First, let us clear up the subject of an Irrevocable Letter of Credit. It is an option that a dealer can use if he does not want to buy a bond. The Statutes treat a letter of credit in the same manner as a bond. You may find a bank who is willing to issue a letter of credit for you, but you will probably be forced to maintain a collateral bank account of some kind that is at least as big as the bond requirement. And, since claims may potentially be made for up to five years, the collateral account will most likely be frozen for that time. It is also possible (I get mixed signals about this) that if you were to use a letter of credit each year for five years and then quit, the bank could find itself facing a different $25,000 claim every year for up to five years. The problem is, bank regulators don't like it when banks issue a letter of credit that spans more than one year. It certainly looks like a bond is probably a better solution simply because you don't have your money (collateral) tied up for a long time, and bonding companies usually have lawyers on their staff who have great experience in fighting frivolous claims and protecting your rights. Talk to your attorney or your banker if you are in doubt about which method is best for you.

If a person wishes to file a claim against a bond, he must have proof of a written contract between him and the offending dealer. Some examples of acceptable contracts are:
Bill of Sale.
Draft issued by Dealer.
Dealer agreement with auction containing on going promise to pay upon tender of good title.
Written warranty.
Cash deposit on specified vehicle for specified price
(could be considered contract if dealer defaults)
Contract where dealer promises to provide title for payment.
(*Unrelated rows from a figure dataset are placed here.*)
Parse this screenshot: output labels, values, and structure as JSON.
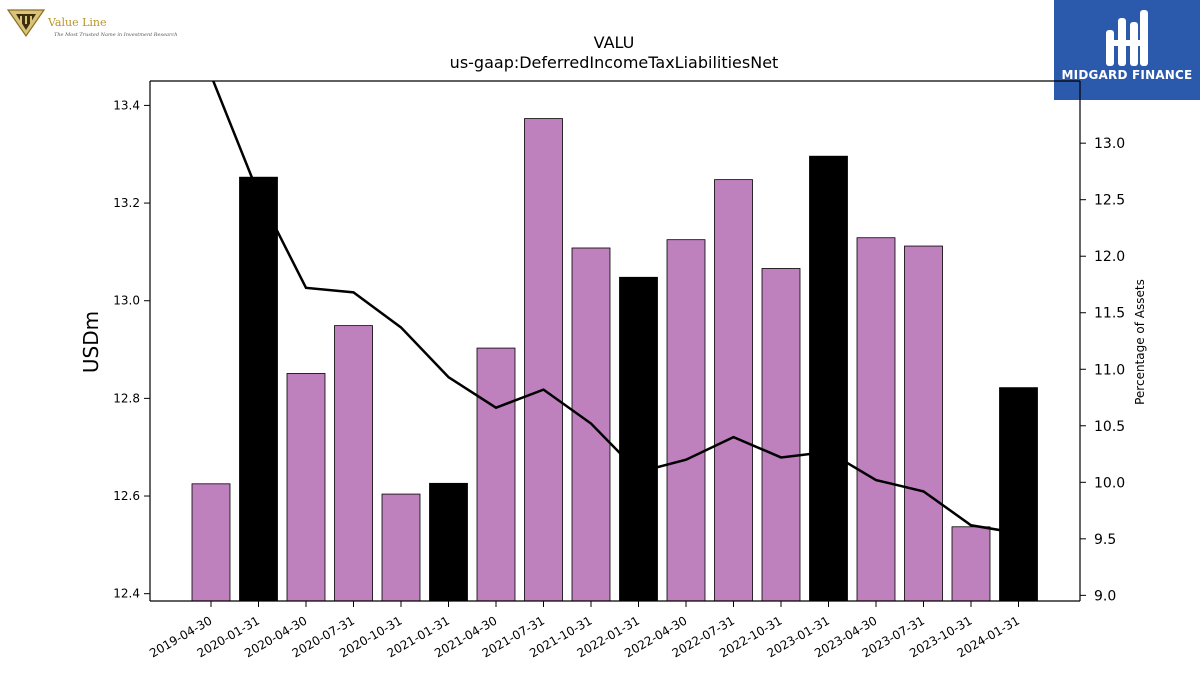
{
  "branding": {
    "left_logo": {
      "name": "Value Line",
      "tagline": "The Most Trusted Name in Investment Research"
    },
    "right_logo": {
      "name": "MIDGARD FINANCE"
    }
  },
  "colors": {
    "bar_normal": "#bf80be",
    "bar_highlight": "#000000",
    "line": "#000000",
    "brand_blue": "#2b5aad",
    "gold": "#b8952a"
  },
  "chart_data": {
    "type": "bar",
    "title": "VALU",
    "subtitle": "us-gaap:DeferredIncomeTaxLiabilitiesNet",
    "ylabel": "USDm",
    "y2label": "Percentage of Assets",
    "categories": [
      "2019-04-30",
      "2020-01-31",
      "2020-04-30",
      "2020-07-31",
      "2020-10-31",
      "2021-01-31",
      "2021-04-30",
      "2021-07-31",
      "2021-10-31",
      "2022-01-31",
      "2022-04-30",
      "2022-07-31",
      "2022-10-31",
      "2023-01-31",
      "2023-04-30",
      "2023-07-31",
      "2023-10-31",
      "2024-01-31"
    ],
    "values": [
      12.625,
      13.253,
      12.851,
      12.949,
      12.604,
      12.626,
      12.903,
      13.373,
      13.108,
      13.048,
      13.125,
      13.248,
      13.066,
      13.296,
      13.129,
      13.112,
      12.537,
      12.822
    ],
    "highlight": [
      false,
      true,
      false,
      false,
      false,
      true,
      false,
      false,
      false,
      true,
      false,
      false,
      false,
      true,
      false,
      false,
      false,
      true
    ],
    "line_values": [
      13.6,
      12.55,
      11.72,
      11.68,
      11.37,
      10.93,
      10.66,
      10.82,
      10.52,
      10.09,
      10.2,
      10.4,
      10.22,
      10.27,
      10.02,
      9.92,
      9.62,
      9.55
    ],
    "ylim": [
      12.385,
      13.45
    ],
    "y2lim": [
      8.95,
      13.55
    ],
    "yticks": [
      12.4,
      12.6,
      12.8,
      13.0,
      13.2,
      13.4
    ],
    "y2ticks": [
      9.0,
      9.5,
      10.0,
      10.5,
      11.0,
      11.5,
      12.0,
      12.5,
      13.0
    ],
    "grid": false
  }
}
There are numerous ways that a dealer could be in default of a written contract. And, the Statutes are written in a manner so general that a claim could be made by a person that you never even met, simply because he was part of the chain of purchasers and was subsequently the injured party. Courts have ruled that the Bond Statute should be construed as giving remote purchasers protection under the bond. There have been incidents where a dealer tampered with an odometer, took the vehicle to the auction, where it was sold to another dealer, who then sold it to a customer who discovered the tampering. A claim was made and paid against the original dealers bond, even though by that time the original dealer himself had gone out of business. Some examples of types of defaults that may end in a bond claim are:
Failure to honor a draft.
Failure to provide vehicle or valid title as contracted.
Dishonored check as payment for draft or contract.
Odometer tampering.
Failure to disclose significant fact.
Failure to follow contractual promise.
Any violation of Statutes 319 and 320.
Breach of Auction Registration Agreement promise to pay.
Darn near anything else that anyone wants to claim.

The courts are strict about the interpretation of what is a valid written contract. Bonding companies are well informed about contract law and do act on your behalf by attempting to defend you against claims; however, if punitive damages are awarded against you they will not be paid under your bond. Remember, even if a bonding company pays a claim for you, they will come after you to get their money back. Fortunately, they provide legal defense for you and often times win on your behalf. If your bonding company goes out of business, you are still responsible for the claim the bonding company would have paid, and you are also responsible for the cost of your own defense.

There is much more that you should know about bonds. Your insurance agent, your attorney, and your state and local Dealer Associations are good sources of information.